La pagina dell’Esodo dice di Jahvé che, al suo popolo in cammino nel deserto, in quel lungo cammino verso la promessa (che altro non è che la vita), assicura un angelo: ‘davanti a te’. Noi l’angelo custode l’abbiamo per lo più rappresentato alle spalle, ma il Signore ci rassicura che l’angelo ci precede, per rendere il luogo dove si va un luogo accogliente, familiare. Rende l’approdo una casa. L’angelo ci è donato come Colui che ci apre strade, che combatte e sgombra il cammino e rende percorribili le strade impervie. Vorrei immaginare ora questo angelo che precede l’ultimo tratto di strada di d. Romano, che apre l’incontro con la misericordia di Dio. È significativo che nell’ultima fase della sua vita abbia concentrato il suo servizio nell’annuncio del perdono.
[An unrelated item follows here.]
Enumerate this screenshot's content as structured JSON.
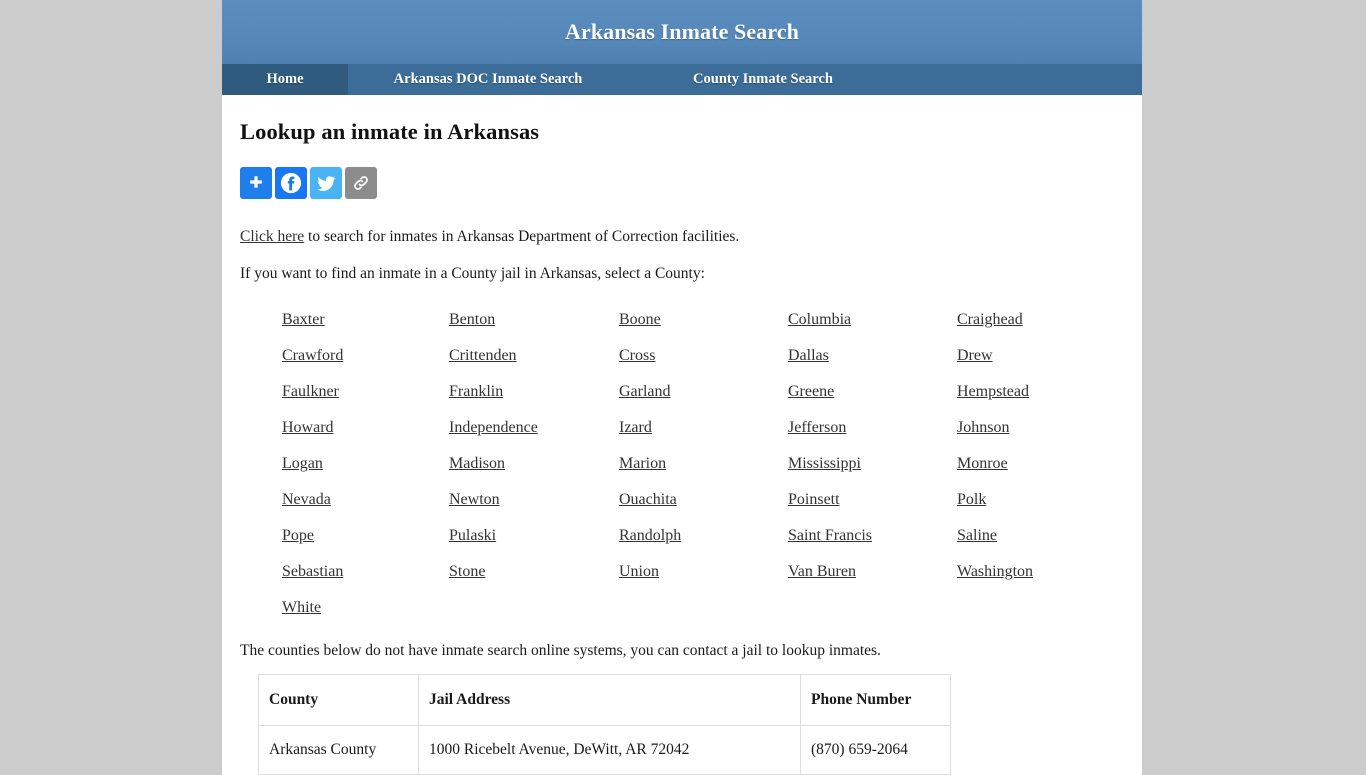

Proprio il ministero della riconciliazione, a cui d. Romano è stato fedele fino alla fine, ci conferma quanto per lui fosse certa la fiducia nel perdono, segno della misericordia del Padre, capace di aprire cammini di vita nuova, capace di aprire cammini di vita eterna, cioè di vita di Dio in noi.

Con la ferma fiducia in questo Amore consegniamo l’esistenza tutta di questo nostro fratello presbitero nell’abbraccio del Padre, perché in esso faccia sentire a d. Romano quanto sia grande nel Regno dei cieli.